Title VII and its state counterparts were meant to usher in a new era of tolerant and inclusive workplaces. But they are effectively toothless in the majority of U.S. corporations for one simple reason: forced arbitration.

Forced arbitration means that as a condition of hire, an employee must sign a document promising never to sue the employer in court for the company’s illegal actions — even in civil rights cases. Instead of going to court, the employee agrees to go only to an “arbitrator.”

Arbitration allows corporations to avoid being properly held accountable for violating anti-discrimination laws. In a lawsuit filed in court, anyone can access the court file and read the allegations of discrimination against an employer. Trials are open to the public. In arbitration, however, the allegations are secret, and trials are conducted out of public view and before an “arbitrator,” not a jury.
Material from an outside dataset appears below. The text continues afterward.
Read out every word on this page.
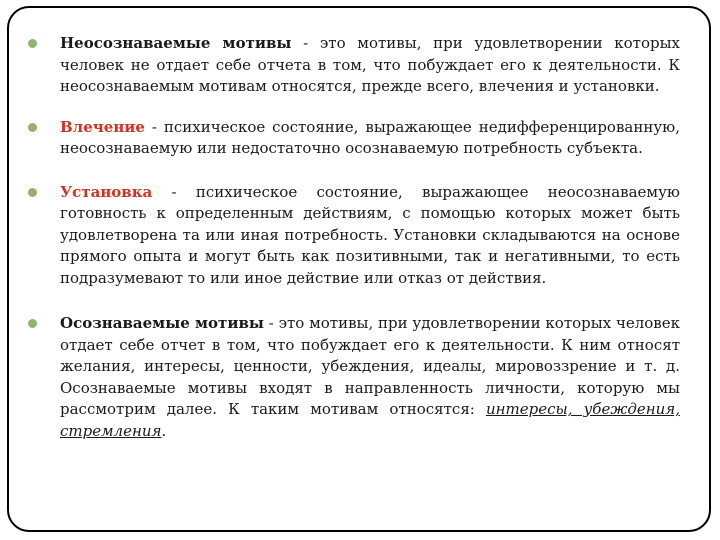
Неосознаваемые мотивы - это мотивы, при удовлетворении которых человек не отдает себе отчета в том, что побуждает его к деятельности. К неосознаваемым мотивам относятся, прежде всего, влечения и установки.
Влечение - психическое состояние, выражающее недифференцированную, неосознаваемую или недостаточно осознаваемую потребность субъекта.
Установка - психическое состояние, выражающее неосознаваемую готовность к определенным действиям, с помощью которых может быть удовлетворена та или иная потребность. Установки складываются на основе прямого опыта и могут быть как позитивными, так и негативными, то есть подразумевают то или иное действие или отказ от действия.
Осознаваемые мотивы - это мотивы, при удовлетворении которых человек отдает себе отчет в том, что побуждает его к деятельности. К ним относят желания, интересы, ценности, убеждения, идеалы, мировоззрение и т. д. Осознаваемые мотивы входят в направленность личности, которую мы рассмотрим далее. К таким мотивам относятся: интересы, убеждения, стремления.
In court, the judge is a public employee, and a jury of nine to 12 people from the community — from diverse races, backgrounds and ages — decides the case. In arbitration, the arbitrator decides everything. The majority of arbitrators are lawyers or retired judges; almost all are older white men. These are the people who have the sole power to determine whether race discrimination happened or not. And they are paid by the company to make that decision and can get repeat business from the employers. Arbitrators can refuse to allow employees to take depositions, get documents and otherwise prove their case — something that does not happen in court. There is almost zero ability to appeal the decision. It’s no surprise, then, that plaintiffs lose more in arbitration than in court, and when they do win, they win less money. The bias against plaintiffs has been well-documented. And law professor Michael Z. Green long ago called out the integrity of a system that does not offer black claimants any real opportunity to adjudicate their claims before a person of color.

Arbitration eviscerates the powerful civil rights laws that were meant to end discrimination in the workplace. Just as various legal technicalities such as qualified immunity allow police officers to escape accountability for racist killings, arbitration allows employers to escape meaningful accountability for race discrimination their employees endure.

We hold out hope that change is possible. In response to the #MeToo movement, many corporations got rid of forced arbitration. Perhaps companies moved by the Black Lives Matter movement will get serious not just about decrying white supremacy but also about allowing themselves to be held fully accountable. Those that fail to do so will continue to benefit from structural inequities while simply paying lip service to a “trending” cause.